Saving for post-secondary education in individual development accounts
Journal of Sociology and Social Welfare, Sept, 2005 by Min Zhan, Mark Schreiner
The "quick labor-force attachment model" assumes that those who take low-paying or part-time jobs will eventually move up to higher-paying and full-time jobs (Pavetti & Acs, 2001). While welfare reform has decreased welfare caseloads, research has consistently found that those who leave TANF often have unstable jobs and face precarious financial circumstances (Anderson & Gryzlak, 2002; Johnson & Corcoran, 2003; Loprest, 2001). At the same time, studies have found that welfare recipients who had college degrees earned more than those without college degrees (Karier, 1998; Mathur, 2004). This research has sparked an increasing interest in human-capital development strategies to enhance long-term self-sufficiency among welfare recipients, and more broadly, among the working poor (Strawn, 2004). Individual Development Accounts are one approach in this respect.
Asset-based Theory, IDAs, and Post-Secondary Education
Asset-based welfare theory highlights the importance of assets compared to that of income (Sherraden, 1991). According to this perspective, assets bring security, and maybe more importantly, assets may possibly stimulate and facilitate the development of human capital. Consistent with the notion of social investment in developmentalism (Midgley, 2003; Sen, 1999), asset-based welfare theory emphasizes opportunities to build assets that can strengthen human capacities.

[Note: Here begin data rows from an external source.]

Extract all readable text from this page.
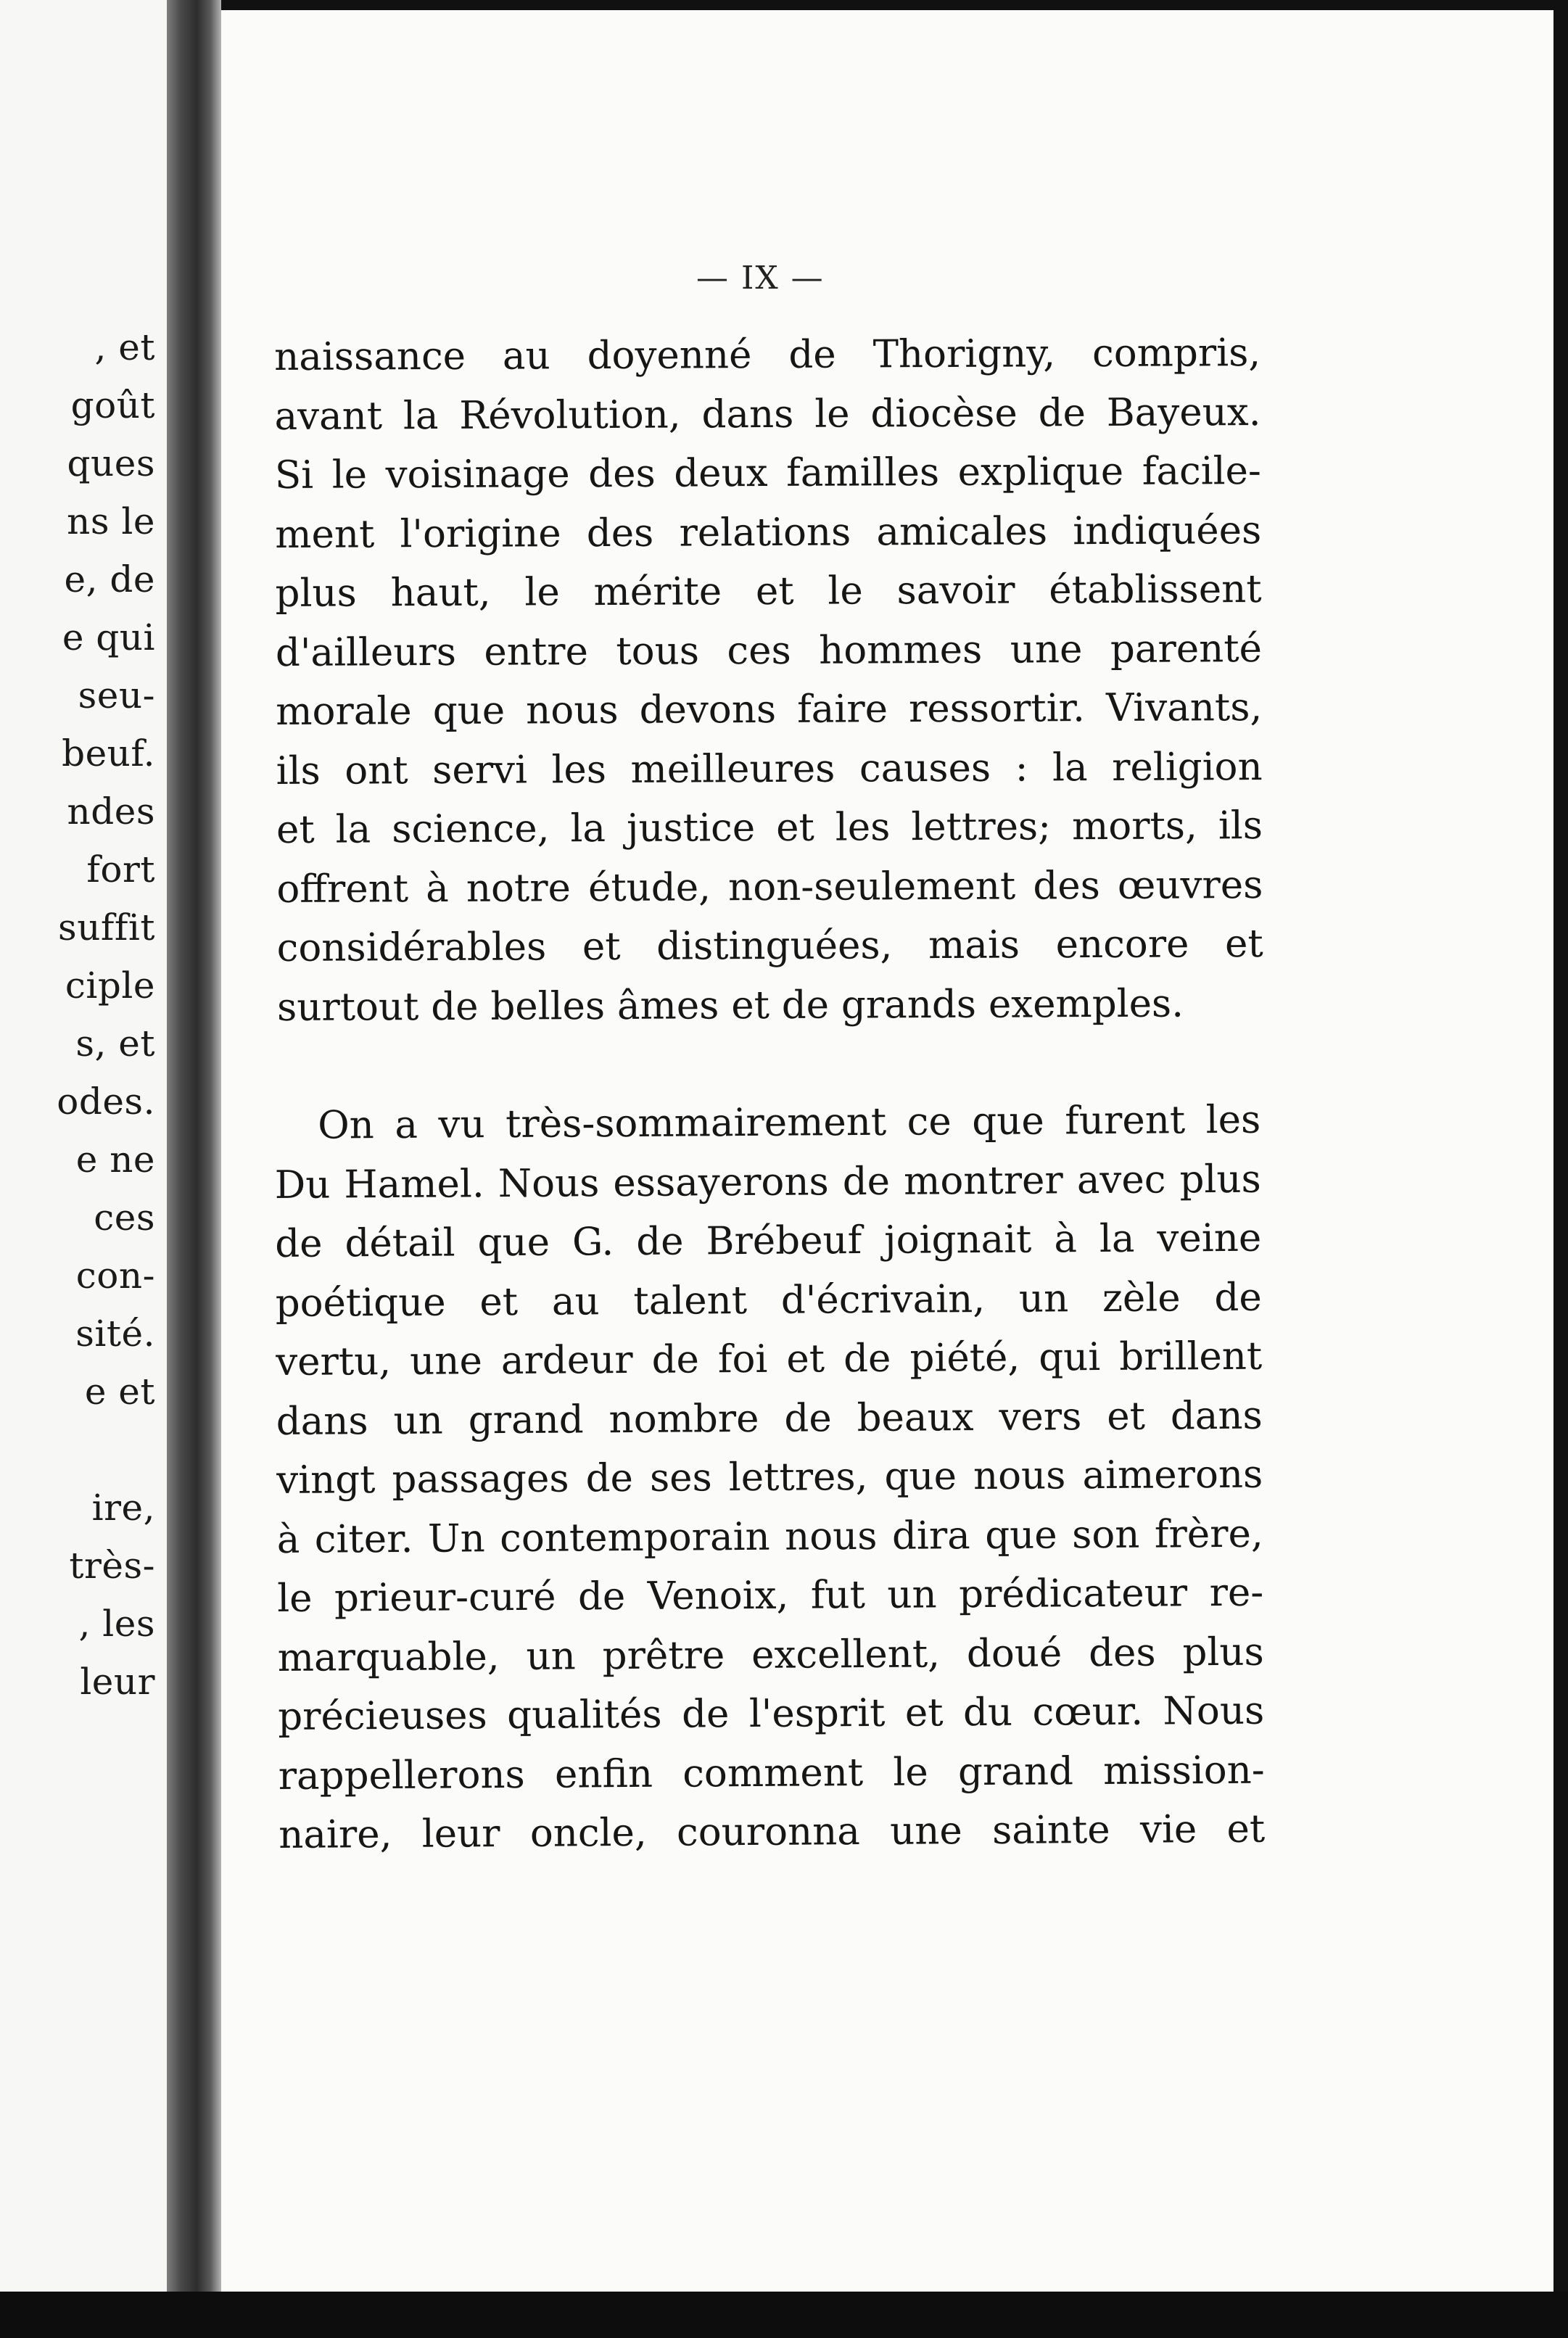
, et
goût
ques
ns le
e, de
e qui
seu-
beuf.
ndes
fort
suffit
ciple
s, et
odes.
e ne
ces
con-
sité.
e et
ire,
très-
, les
leur
— IX —
naissance au doyenné de Thorigny, compris,
avant la Révolution, dans le diocèse de Bayeux.
Si le voisinage des deux familles explique facile-
ment l'origine des relations amicales indiquées
plus haut, le mérite et le savoir établissent
d'ailleurs entre tous ces hommes une parenté
morale que nous devons faire ressortir. Vivants,
ils ont servi les meilleures causes : la religion
et la science, la justice et les lettres; morts, ils
offrent à notre étude, non-seulement des œuvres
considérables et distinguées, mais encore et
surtout de belles âmes et de grands exemples.
On a vu très-sommairement ce que furent les
Du Hamel. Nous essayerons de montrer avec plus
de détail que G. de Brébeuf joignait à la veine
poétique et au talent d'écrivain, un zèle de
vertu, une ardeur de foi et de piété, qui brillent
dans un grand nombre de beaux vers et dans
vingt passages de ses lettres, que nous aimerons
à citer. Un contemporain nous dira que son frère,
le prieur-curé de Venoix, fut un prédicateur re-
marquable, un prêtre excellent, doué des plus
précieuses qualités de l'esprit et du cœur. Nous
rappellerons enfin comment le grand mission-
naire, leur oncle, couronna une sainte vie et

Based on this theory, IDAs were designed to help low-income people build assets for long-term development, including postsecondary education (Sherraden, 1988; 1991). Deposits are made in IDAs by low-income participants. Others could also make deposits, perhaps related to milestones such as completing a year of schooling or graduating from high school. Withdrawals for postsecondary education (or other specified asset purchases) would be matched, with higher match rates for poorer participants. In contrast to the current emphasis on loans to pay for college, IDAs aim to promote a system of savings and assets.
At the state level, asset building and IDAs are already a policy theme. For example, PRWORA allows states to set up IDA programs with TANF funds and to exclude IDAs balances as countable assets for the purpose of qualifying for benefits. As of 2002, 22 states include post-secondary education as a matchable use of their IDAs (Edwards & Gunn, 2002). Some IDA or similar programs outside the United States have also focused on postsecondary education (Boshara & Sherraden, 2004). For example, Canada has embarked on an asset-building demonstration (called "Learn$ave") that provides matches for post-secondary education and microenterprise. In Western Europe, national Individual Learning Accounts (ILAs) resemble IDAs for post-secondary education. Participants in the Saving Gateway, a pilot asset-building program in the United Kingdom, indicated that education and training were the only restrictions on matched withdrawals that they would find acceptable (Kempson, McKay, & Collard, 2003). In sum, matched savings for post-secondary education as a new policy theme is being tested both in the United States and elsewhere.